Roughly one in 10 people in Ethiopia, or more than 10 million people, will not have enough food to eat next year.
The shortage comes due to the effects of a crippling drought made worse by the El Nino weather phenomenon, Save the Children said.
Fields growing sorghum, maze and teff, an important local grain, across much of the landlocked east African nation have dried up due to the successive failure of seasonal rains, said said John Graham, Save the Children's country director.
More than half of the 10.1 million people expected to need emergency food assistance are children, he said.
El Nino is a warming of ocean surface temperatures in the eastern and central Pacific that occurs every few years, triggering scorching weather in east Africa and in Asia as well as heavy rains in South America.

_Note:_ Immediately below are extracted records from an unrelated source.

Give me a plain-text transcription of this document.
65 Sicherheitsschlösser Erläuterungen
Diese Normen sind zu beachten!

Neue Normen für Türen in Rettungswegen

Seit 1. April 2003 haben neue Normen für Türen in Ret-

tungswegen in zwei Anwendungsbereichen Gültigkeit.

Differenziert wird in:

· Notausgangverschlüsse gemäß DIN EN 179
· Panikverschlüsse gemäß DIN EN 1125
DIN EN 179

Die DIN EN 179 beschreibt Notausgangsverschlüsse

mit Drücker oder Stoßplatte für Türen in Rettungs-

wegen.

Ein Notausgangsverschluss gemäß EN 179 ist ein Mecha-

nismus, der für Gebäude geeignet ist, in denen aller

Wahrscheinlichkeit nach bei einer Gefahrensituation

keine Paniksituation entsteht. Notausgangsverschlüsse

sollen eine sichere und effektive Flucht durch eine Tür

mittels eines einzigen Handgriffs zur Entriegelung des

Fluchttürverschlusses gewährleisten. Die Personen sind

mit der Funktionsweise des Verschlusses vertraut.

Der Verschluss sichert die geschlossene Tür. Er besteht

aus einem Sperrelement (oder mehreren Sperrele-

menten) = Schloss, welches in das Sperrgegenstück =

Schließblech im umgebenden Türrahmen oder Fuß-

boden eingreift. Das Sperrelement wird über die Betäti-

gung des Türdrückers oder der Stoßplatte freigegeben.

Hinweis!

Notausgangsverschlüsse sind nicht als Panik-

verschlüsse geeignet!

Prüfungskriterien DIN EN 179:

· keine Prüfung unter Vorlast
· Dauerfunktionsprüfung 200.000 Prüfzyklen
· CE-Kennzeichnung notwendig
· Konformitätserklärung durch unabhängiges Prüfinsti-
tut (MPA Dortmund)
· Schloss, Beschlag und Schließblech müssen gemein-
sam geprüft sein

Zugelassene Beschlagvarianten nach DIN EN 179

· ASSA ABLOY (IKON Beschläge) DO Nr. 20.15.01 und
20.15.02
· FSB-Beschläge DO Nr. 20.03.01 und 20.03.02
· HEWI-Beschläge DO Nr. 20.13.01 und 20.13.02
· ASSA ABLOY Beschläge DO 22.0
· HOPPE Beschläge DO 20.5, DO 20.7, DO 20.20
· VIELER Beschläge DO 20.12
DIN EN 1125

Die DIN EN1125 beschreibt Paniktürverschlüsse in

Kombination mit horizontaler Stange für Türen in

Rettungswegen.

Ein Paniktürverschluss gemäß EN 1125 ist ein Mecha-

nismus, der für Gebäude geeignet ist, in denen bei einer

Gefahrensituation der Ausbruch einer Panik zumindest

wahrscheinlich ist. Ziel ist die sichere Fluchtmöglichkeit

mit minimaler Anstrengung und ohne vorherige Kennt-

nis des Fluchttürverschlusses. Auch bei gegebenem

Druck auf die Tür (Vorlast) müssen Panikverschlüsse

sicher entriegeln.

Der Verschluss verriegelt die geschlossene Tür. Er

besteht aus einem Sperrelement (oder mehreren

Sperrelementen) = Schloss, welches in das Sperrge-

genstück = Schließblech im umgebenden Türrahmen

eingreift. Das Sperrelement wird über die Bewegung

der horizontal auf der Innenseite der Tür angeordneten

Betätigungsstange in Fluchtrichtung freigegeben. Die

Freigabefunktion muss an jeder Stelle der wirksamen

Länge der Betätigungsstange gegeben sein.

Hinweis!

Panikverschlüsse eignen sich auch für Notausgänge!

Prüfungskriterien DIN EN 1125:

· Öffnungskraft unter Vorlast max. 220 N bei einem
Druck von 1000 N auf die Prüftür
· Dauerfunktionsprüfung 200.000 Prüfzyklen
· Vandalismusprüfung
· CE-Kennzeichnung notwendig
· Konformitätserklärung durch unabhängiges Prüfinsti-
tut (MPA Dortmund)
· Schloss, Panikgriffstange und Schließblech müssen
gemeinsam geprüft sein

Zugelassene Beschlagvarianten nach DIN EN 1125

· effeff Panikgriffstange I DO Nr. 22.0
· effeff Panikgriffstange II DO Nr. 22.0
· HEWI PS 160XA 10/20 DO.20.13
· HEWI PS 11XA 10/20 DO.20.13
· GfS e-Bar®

Experts say the impact of El Nino, which has begun and will stretch into 2016, could be the worst on record since 1997-98.
Its effects have been particularly punishing on pasture areas in the east and crop land in Ethiopia's north and east, Graham said.
In his 18 years working in Ethiopia, "this is the worst drought I've seen," Graham told the Thomson Reuters Foundation.
Necessary aid to Ethiopia could cost an estimated $US1.4 billion, he said.
Ethiopia suffered an infamous famine in 1984 that killed hundreds of thousands of people and crippled the country.
In 2011, a severe drought that effected Ethiopia, Kenya, Somalia and Djibouti caused severe malnutrition and the widespread death of livestock, according to Oxfam International, a British-based confederation of anti-poverty organizations.
International development economist Courtenay Cabot Venton warned that response to Ethiopia's looming hunger problem could be slow despite the dire outlook.
"People don't respond until they see a starving child. It's very hard to go and take a picture of a field of crops that's dying and compel people to give money," said Cabot Venton, an independent consultant who has worked extensively with aid agencies in Ethiopia.
Despite Ethiopia's fast-growing economy, some 44% of children under 5 years old there suffer severe chronic malnutrition, according to the US Agency for International Development (USAID).